/ 2 February 2001

Tackle the lion under the bed

David Beresford

Another Country

There is what might be described as a pre-Copernican instinct in most people that proceeds from a sense of self-importance to an assumption about the centrality of their lives to human existence and their times to history.

When the impulse came to declare mankind at a turning point, or crossroads, it was as well, perhaps, to question the coincidence.

An example of that tendency is the current global indecision over which road to take in experiments with human embryos the House of Lords endorsement, last week, of the House of Commons decision to carry on with such research in Britain and anticipation that George W Bush will try to roll back on Bill Clinton’s go-ahead in the United States.

Although I stand to benefit personally from this line of research (medical scientists seeming to believe that among the first applications would be the effective treatment of Parkinson’s, a degenerative disorder I have) at times I share some qualms about its desirability.

This uncertainty is not founded in concerns about the sanctity of human life, a concept that arguably harbours artificial and dangerous distinctions. It stems from the reasonable perception that mankind has its collective foot somehow jammed on the accelerator of a vehicle that is gaining speed at an exponential rate, leading to the anticipation of an inevitable crash and likely self-destruction.

The apprehension is nothing particularly new. It probably has its origins in the realisation of the atom’s destructive power and our ability to destroy the planet. But the creative tends to be more powerful than the destructive and in retrospect fear of the nuclear bomb could be classified as primitive when stood in comparison with 21st century realities. It is a time when primates are being reprogrammed with jellyfish genes to make them glow in the dark and primates’ brains are being hooked up in experiments to control machines situated hundreds of kilometres away.

Even those unhappy images off the island of Dr Moreau pale in the new dawn that seems to be fast approaching when damaged brain cells will be replaced, old people have their memories restored and severed spines be reknitted. Happy days! But, if repair is possible, why not redesign? What if … what if …?
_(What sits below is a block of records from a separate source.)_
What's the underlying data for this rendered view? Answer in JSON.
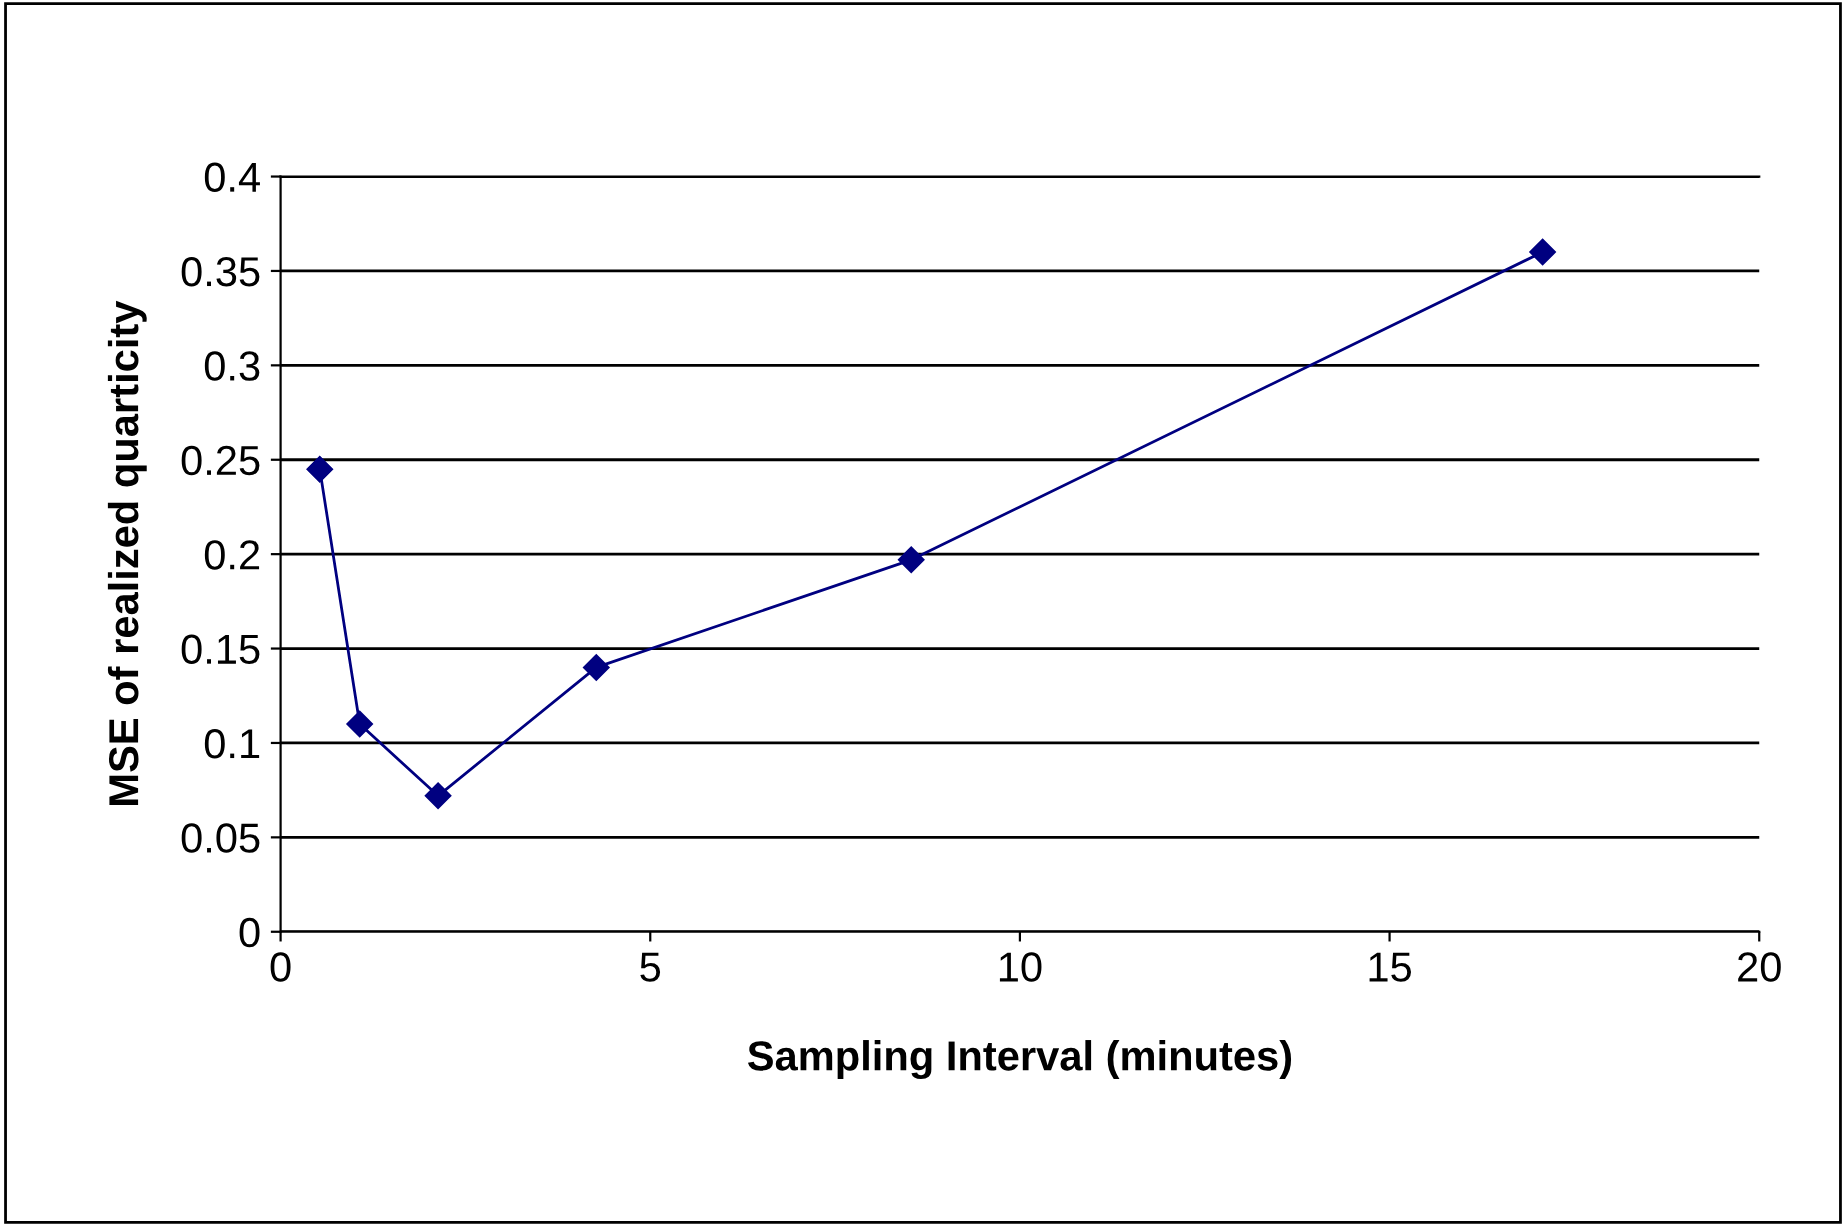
{
  "chart_data": {
    "type": "line",
    "xlabel": "Sampling Interval (minutes)",
    "ylabel": "MSE of realized quarticity",
    "x": [
      0.53,
      1.07,
      2.13,
      4.27,
      8.53,
      17.07
    ],
    "series": [
      {
        "color": "#000080",
        "values": [
          0.245,
          0.11,
          0.072,
          0.14,
          0.197,
          0.36
        ]
      }
    ],
    "xlim": [
      0,
      20
    ],
    "xticks": [
      0,
      5,
      10,
      15,
      20
    ],
    "ylim": [
      0,
      0.4
    ],
    "yticks": [
      0,
      0.05,
      0.1,
      0.15,
      0.2,
      0.25,
      0.3,
      0.35,
      0.4
    ],
    "grid": "y",
    "marker": "diamond",
    "line_style": "solid",
    "legend": false
  }
}
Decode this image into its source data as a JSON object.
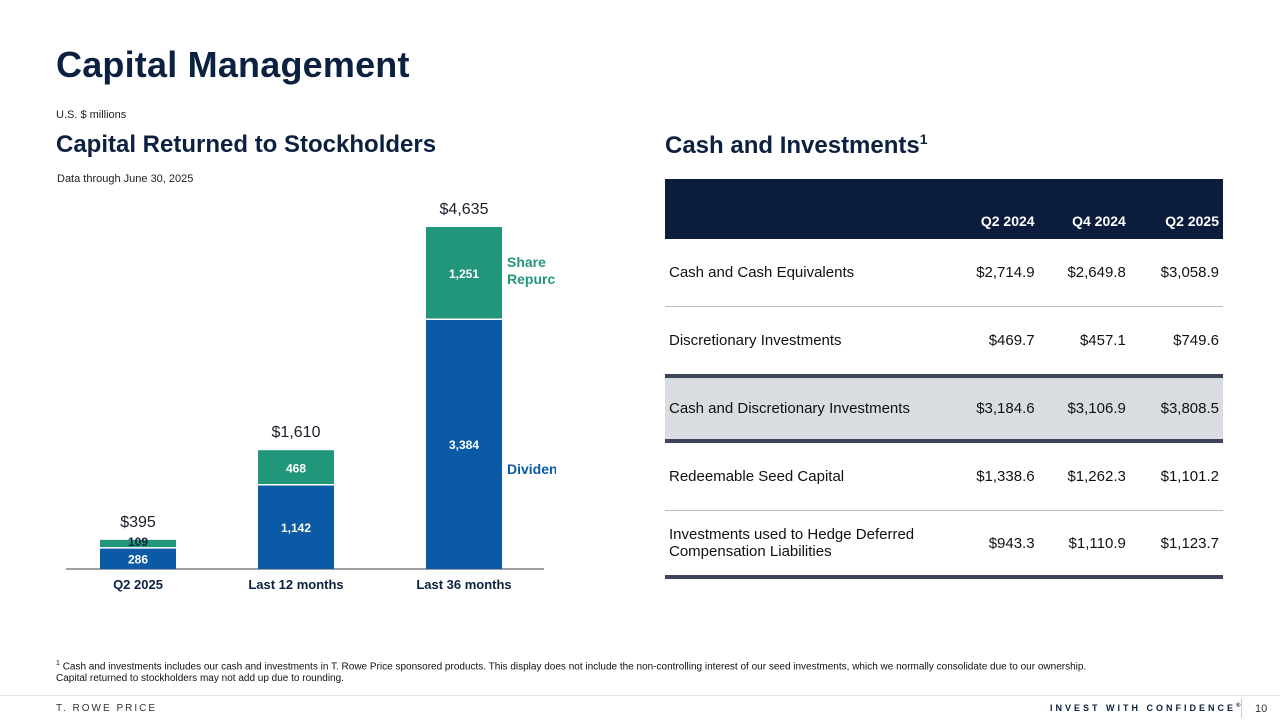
{
  "title": "Capital Management",
  "units": "U.S. $ millions",
  "left_section": {
    "heading": "Capital Returned to Stockholders",
    "subtitle": "Data through June 30, 2025"
  },
  "right_section": {
    "heading": "Cash and Investments",
    "heading_sup": "1"
  },
  "colors": {
    "dividends": "#0a5aa5",
    "repurchases": "#22967a",
    "navy": "#0c2140"
  },
  "chart_data": {
    "type": "bar",
    "stacked": true,
    "categories": [
      "Q2 2025",
      "Last 12 months",
      "Last 36 months"
    ],
    "series": [
      {
        "name": "Dividends",
        "values": [
          286,
          1142,
          3384
        ]
      },
      {
        "name": "Share Repurchases",
        "values": [
          109,
          468,
          1251
        ]
      }
    ],
    "totals": [
      "$395",
      "$1,610",
      "$4,635"
    ],
    "value_labels": {
      "dividends": [
        "286",
        "1,142",
        "3,384"
      ],
      "repurchases": [
        "109",
        "468",
        "1,251"
      ]
    },
    "legend_labels": {
      "repurchases": [
        "Share",
        "Repurchases"
      ],
      "dividends": "Dividends"
    },
    "ylim": [
      0,
      4635
    ]
  },
  "table": {
    "columns": [
      "",
      "Q2 2024",
      "Q4 2024",
      "Q2 2025"
    ],
    "rows": [
      {
        "label": "Cash and Cash Equivalents",
        "values": [
          "$2,714.9",
          "$2,649.8",
          "$3,058.9"
        ]
      },
      {
        "label": "Discretionary Investments",
        "values": [
          "$469.7",
          "$457.1",
          "$749.6"
        ]
      },
      {
        "label": "Cash and Discretionary Investments",
        "values": [
          "$3,184.6",
          "$3,106.9",
          "$3,808.5"
        ]
      },
      {
        "label": "Redeemable Seed Capital",
        "values": [
          "$1,338.6",
          "$1,262.3",
          "$1,101.2"
        ]
      },
      {
        "label_line1": "Investments used to Hedge Deferred",
        "label_line2": "Compensation Liabilities",
        "values": [
          "$943.3",
          "$1,110.9",
          "$1,123.7"
        ]
      }
    ]
  },
  "footnote": {
    "sup": "1",
    "line1": "Cash and investments includes our cash and investments in T. Rowe Price sponsored products. This display does not include the non-controlling interest of our seed investments, which we normally consolidate due to our ownership.",
    "line2": "Capital returned to stockholders may not add up due to rounding."
  },
  "footer": {
    "brand": "T. ROWE PRICE",
    "tagline": "INVEST WITH CONFIDENCE",
    "tagline_mark": "®",
    "page_number": "10"
  }
}
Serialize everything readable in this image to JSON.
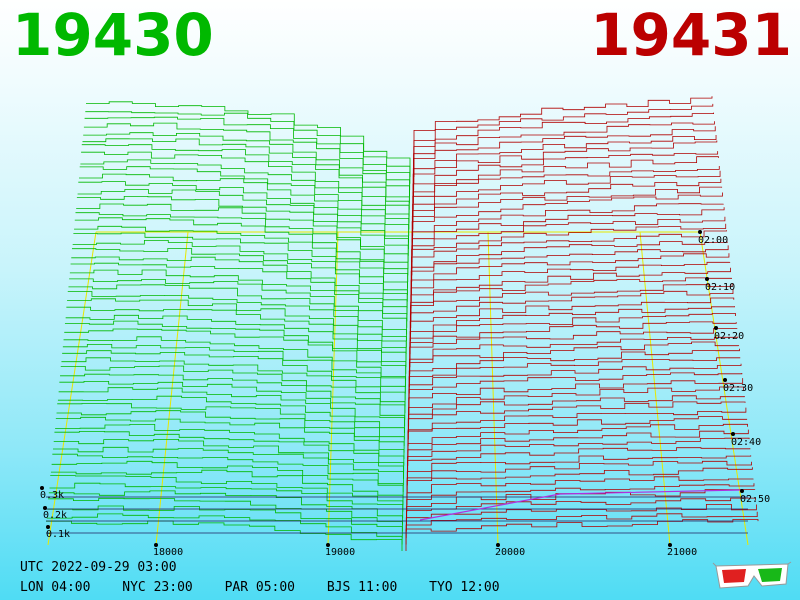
{
  "header": {
    "bid_label": "19430",
    "ask_label": "19431",
    "bid_color": "#00b800",
    "ask_color": "#bb0000"
  },
  "footer": {
    "utc": "UTC 2022-09-29 03:00",
    "zones": [
      "LON 04:00",
      "NYC 23:00",
      "PAR 05:00",
      "BJS 11:00",
      "TYO 12:00"
    ]
  },
  "icons": {
    "glasses": "3d-glasses-icon"
  },
  "chart_data": {
    "type": "area",
    "x_ticks": [
      "18000",
      "19000",
      "20000",
      "21000"
    ],
    "y_ticks": [
      "0.3k",
      "0.2k",
      "0.1k"
    ],
    "time_ticks": [
      "02:00",
      "02:10",
      "02:20",
      "02:30",
      "02:40",
      "02:50"
    ],
    "bid_color": "#00b800",
    "ask_color": "#b00000",
    "grid_color": "#e8e800"
  }
}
In the face of a degenerative and seemingly incurable disease like Parkinson’s one comes to appreciate that almost as much of a peril as the illness itself are the “what ifs” and the destructive uncertainties they evoke. “What if” one is fired as incapable; “what if” one’s spouse stops loving; “what if” one frightens the neighbourhood children …

But then “what ifs” can be seen to haunt every sector of life, from the child anxiously asking himself “what if there is a lion under my bed” to such as the would-be rock climber who has to face the “what ifs” of vertigo, or the actor dealing with the “what ifs” of stage fright.

“What if?” lies so much at the centre of Parkinson’s that it could almost be described as the “what if?” disease. The very paradox of its symptoms shaking combined with rigidity and momentary paralysis could be said to be identical with the emotions and condition evoked by the “what if” question: the shaking of nervous agitation and the paralysis of fear.

Is it a coincidence, one is tempted to ask on occasion, that Parkinson’s is associated with old age, not only epidemiologically, but symptomatically? Is it primarily found among the old, because when one is old one has usually learned the secret hidden from the young: shit happens and, of course, death comes?

Mankind as a whole is ageing and every year seems to bring a fresh appreciation of the fragility of human existence. Geology is teaching that, far from it being terra firma, the Earth is still shaping itself with the help of terrifying forces. The odds on a cataclysmic meteor strike unknown until a few decades ago appear to be against man’s long-term survival.

Every unseasonable rainstorm brings with it fears of an ice age. An oriental chicken coop, we have learned, could precipitate global destruction. Those are just so-called natural threats to survival. The most benevolent of experiments threatens to summon viral plague; the homely refrigerator and aerosol spray to rip apart the heavenly parasol; the comfortably bovine figure of a cow to spawn an epidemic liquefying man’s brains …

What about the perils as yet unrecognised by science? Three species die out every hour, we are told. It seems self-evident we are in the queue to pass the turnstiles to extinction.

“What if there is a lion there?” demands the boy, in useless pleading for a zookeeper to root out the beast lurking in his mind. The habit of nightly survival lulls the adolescent into indifference over what lies under the bed. It carries them into the carefree years in which youthful ignorance pretends to the understanding that to live one must at times be reckless of life.

In adulthood, the “what ifs” born of painful experience rather than childish innocence begin crowding in, causing the rock climber to look at the drop below, the actor to hesitate against the momentum of gesture and words.

“Turn back, turn back,” cries the panicked mind. “Too late!” shouts reason. And in the repeated contradiction is to be found only shaking paralysis.